Second: A defensive type of Flashlight
A defensive role means a more powerful flashlight that will be with me when I walk the dogs at night or maybe navigating a parking lot after leaving a restaurant in the dark. Flashlights in the 500 – 1,000 or more lumen range are particularly good for this and will take away someone’s night vision if they mean you harm. This will give you time to react or escape, as necessary. It provides you with a huge advantage or edge. The element of surprise. Quite often, just lighting up the bad guy will cause him to find someone else to become a victim. Some of these lights such as the ‘Surefire Defender’ 3 have a crenellated bezel which means a somewhat scalloped or slightly pointed end surface that could be used as a defensive striking tool if needed. Flashlights also have the advantage to be able to go with you anywhere, within reason, where other types of defensive weapons or personal protection gear may be discouraged or not allowed.

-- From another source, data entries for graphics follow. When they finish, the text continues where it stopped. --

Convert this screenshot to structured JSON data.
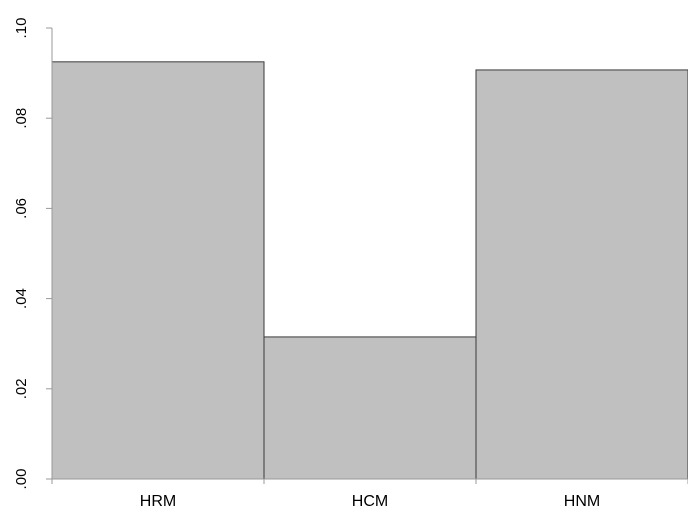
{
  "chart_data": {
    "type": "bar",
    "title": "",
    "xlabel": "",
    "ylabel": "",
    "categories": [
      "HRM",
      "HCM",
      "HNM"
    ],
    "values": [
      0.0925,
      0.0315,
      0.0907
    ],
    "ylim": [
      0,
      0.1
    ],
    "yticks": [
      0.0,
      0.02,
      0.04,
      0.06,
      0.08,
      0.1
    ],
    "ytick_labels": [
      ".00",
      ".02",
      ".04",
      ".06",
      ".08",
      ".10"
    ],
    "grid": false,
    "legend": "none",
    "colors": {
      "bar_fill": "#c0c0c0",
      "bar_stroke": "#3a3a3a",
      "axis": "#999999"
    }
  }
}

These types of flashlights can be powered by many different types of cells, but common choices would be CR123 primary cells and 18650 rechargeable cells. Most of these flashlights have multiple settings such as low, medium, and high.
Third: Assistive Gear
Specialty flashlights such as headlamps, lanterns, red lights, and IR (infrared), lights can make tasks much easier when needed. There is nothing quite like a headlamp for having both hands available to work on a medical patient or gas up a generator. How about using a lantern to read a book when the power goes out? Streamlight4 makes some wonder little lanterns powered by AA cells, USB, 18650, and D type cells that are priced very reasonable. I like these so much that I have one of each and have also gifted them to family. Red lights do not affect your night adapted vision in any meaningful way. Such as a white light would do, and red lights do not alert game like a white light will. I find a lot of use for these while hunting. IR or infrared lights are for use with night vision. My Surefire Vampire IR/Red flashlight is perfect for this task and has to be experienced firsthand to fully understand.
Fourth: Bright Lights
Another category is bright lights, really bright lights. Flashlights in this group can make it seem like daylight outside when it is pitch black outside. Flashlights in this group can light paper on fire. I think of flashlights with lumen ratings from 5,000 – 100,000 lumens in this category. These workhorses are sometimes powered by built in nonremovable batteries that charge by USB or sometimes 18650 or similar rechargeable cells. Flashlights in this group can be used for search and rescue of people and pets, to stop traffic if needed, used to illuminate entire fields or buildings. Flashlights in this category are quite unlike anything you have seen or would expect from a flashlight. My ‘Olight Marauder 2’5 is 14,000 lumens and will light up a property better than a vehicle’s high beams. I have lit power line clearings for hundreds of yards with it. These flashlights can generate some heat and sometimes come with handles and runtime can drop off after a minute or several minutes but still remain seriously bright and are just plain fun to use. I have to mention that any of these lights, even the ones of just 350 or 500 lumens can permanently hurt someone’s eyes so one has to be exceptionally careful where they are pointed.